TOKYO (Reuters) - Efforts by Japan and Jordan to secure the release of two of their nationals held captive by Islamic State militants remain “deadlocked” and the situation remains highly unpredictable, Japanese officials said.
Militants had threatened to kill Jordanian pilot Muath al-Kasaesbeh unless a would-be suicide bomber being held on death row in Amman was handed over by sunset on Thursday.
Japanese journalist Kenji Goto was also being held by the militants.
“The situation is deadlocked,” Japan’s deputy foreign minister, Yasuhide Nakayama, said in Jordon late on Friday according to Japanese public broadcaster NHK.
Foreign Minister Fumio Kishida said in Tokyo on Saturday that the situation was unpredictable and that anything could happen, NHK reported.
“Anything could happen,” he said. “We can’t predict it at all. While preparing for every situation, I want to make every effort for Mr. Goto’s release.”

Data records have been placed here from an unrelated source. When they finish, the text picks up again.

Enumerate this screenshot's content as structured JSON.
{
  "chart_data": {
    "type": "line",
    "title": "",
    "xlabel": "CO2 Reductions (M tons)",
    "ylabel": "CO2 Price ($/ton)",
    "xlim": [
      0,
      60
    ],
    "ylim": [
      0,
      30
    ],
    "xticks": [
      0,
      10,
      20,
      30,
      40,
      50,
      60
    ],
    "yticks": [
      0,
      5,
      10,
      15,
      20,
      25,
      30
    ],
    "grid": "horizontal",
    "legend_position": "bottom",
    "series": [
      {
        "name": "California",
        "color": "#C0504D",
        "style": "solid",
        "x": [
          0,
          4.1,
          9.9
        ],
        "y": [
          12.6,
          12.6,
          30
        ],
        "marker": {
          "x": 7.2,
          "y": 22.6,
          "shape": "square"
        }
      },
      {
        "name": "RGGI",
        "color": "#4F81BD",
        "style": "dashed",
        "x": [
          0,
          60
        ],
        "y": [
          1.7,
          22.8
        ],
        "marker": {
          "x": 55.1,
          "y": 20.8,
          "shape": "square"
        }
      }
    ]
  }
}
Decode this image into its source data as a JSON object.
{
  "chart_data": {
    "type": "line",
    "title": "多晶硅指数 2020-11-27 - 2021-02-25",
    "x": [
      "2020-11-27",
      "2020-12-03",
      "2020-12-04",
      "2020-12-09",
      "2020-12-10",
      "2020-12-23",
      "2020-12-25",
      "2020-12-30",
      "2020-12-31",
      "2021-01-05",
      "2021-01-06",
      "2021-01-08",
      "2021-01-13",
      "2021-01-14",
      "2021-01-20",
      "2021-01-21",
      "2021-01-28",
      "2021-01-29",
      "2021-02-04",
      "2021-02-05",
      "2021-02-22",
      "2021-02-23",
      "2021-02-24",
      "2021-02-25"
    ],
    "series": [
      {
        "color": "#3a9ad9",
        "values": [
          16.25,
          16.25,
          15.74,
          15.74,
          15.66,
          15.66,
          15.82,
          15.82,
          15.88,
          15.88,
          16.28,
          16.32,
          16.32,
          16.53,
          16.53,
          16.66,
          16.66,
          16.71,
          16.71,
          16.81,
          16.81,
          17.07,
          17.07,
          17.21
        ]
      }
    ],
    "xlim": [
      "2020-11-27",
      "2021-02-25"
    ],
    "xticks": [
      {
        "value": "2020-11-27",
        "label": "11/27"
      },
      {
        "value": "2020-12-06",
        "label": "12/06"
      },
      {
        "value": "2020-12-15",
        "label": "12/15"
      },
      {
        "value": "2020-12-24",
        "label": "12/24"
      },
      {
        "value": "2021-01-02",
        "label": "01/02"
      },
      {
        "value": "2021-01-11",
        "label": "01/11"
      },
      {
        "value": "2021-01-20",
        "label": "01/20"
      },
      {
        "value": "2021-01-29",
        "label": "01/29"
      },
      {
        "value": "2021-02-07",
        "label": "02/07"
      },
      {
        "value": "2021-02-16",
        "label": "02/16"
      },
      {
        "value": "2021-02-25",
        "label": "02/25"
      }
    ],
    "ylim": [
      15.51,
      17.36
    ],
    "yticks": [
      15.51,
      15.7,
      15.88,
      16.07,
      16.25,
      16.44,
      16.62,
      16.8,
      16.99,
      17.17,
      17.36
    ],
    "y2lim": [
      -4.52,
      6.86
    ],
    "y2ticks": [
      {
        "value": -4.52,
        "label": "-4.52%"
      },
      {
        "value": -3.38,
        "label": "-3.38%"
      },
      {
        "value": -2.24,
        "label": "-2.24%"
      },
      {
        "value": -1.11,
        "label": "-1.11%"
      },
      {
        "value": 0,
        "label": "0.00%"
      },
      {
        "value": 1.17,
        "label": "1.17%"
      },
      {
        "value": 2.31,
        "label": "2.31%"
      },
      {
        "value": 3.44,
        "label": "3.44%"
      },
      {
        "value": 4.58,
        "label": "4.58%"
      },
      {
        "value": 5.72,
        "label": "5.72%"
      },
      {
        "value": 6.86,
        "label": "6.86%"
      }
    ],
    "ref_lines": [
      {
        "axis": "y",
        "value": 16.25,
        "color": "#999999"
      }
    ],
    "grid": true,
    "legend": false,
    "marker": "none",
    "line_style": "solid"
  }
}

Chief Cabinet Secretary Yoshihide Suga arrived at the Prime Minister Shinzo Abe’s office on Saturday afternoon, and the prime minister is on standby to receive regular updates on the situation, NHK said.
Jordan’s army said on Friday state agencies were “working round the clock”.
An audio message purportedly from Goto said the pilot would be killed if Jordan did not free Sajida al-Rishawi, jailed for her role in a 2005 suicide bomb attack that killed 60 people in Amman.
The message extended a previous deadline set on Tuesday in which Goto said he would be killed within 24 hours if al-Rishawi was not freed.
The hostage crisis comes as Islamic State, which has already released videos showing the beheadings of five Western hostages, is coming under increased military pressure from U.S.-led air strikes and by Kurdish and Iraqi troops pushing to reverse the Islamist group’s territorial gains in Iraq and Syria.
Abe has repeatedly said Japan would not give in to terrorism and would keep cooperating with the international community.
The hostage crisis erupted after Abe announced in Cairo $200 million in non-military aid for countries opposing Islamic State, but his government has rejected suggestions it acted rashly and stressed the assistance was humanitarian.
Goto went to Syria in late October. According to friends and business associates, he was attempting to secure the release of Haruna Yukawa, his friend and fellow Japanese citizen who was captured by Islamic State in August.
In the first video purportedly of Goto, released just over a week ago, a black-clad masked figure with a knife said Goto and Yukawa would be killed within 72 hours if Japan did not pay Islamic State $200 million.
A video last Saturday appeared to show Goto with a picture of a decapitated Yukawa, saying his captors’ demands had switched to the release of al-Rishawi. Tuesday’s video featured an audio track over a still picture that appeared to show Goto holding a picture of Kasaesbeh.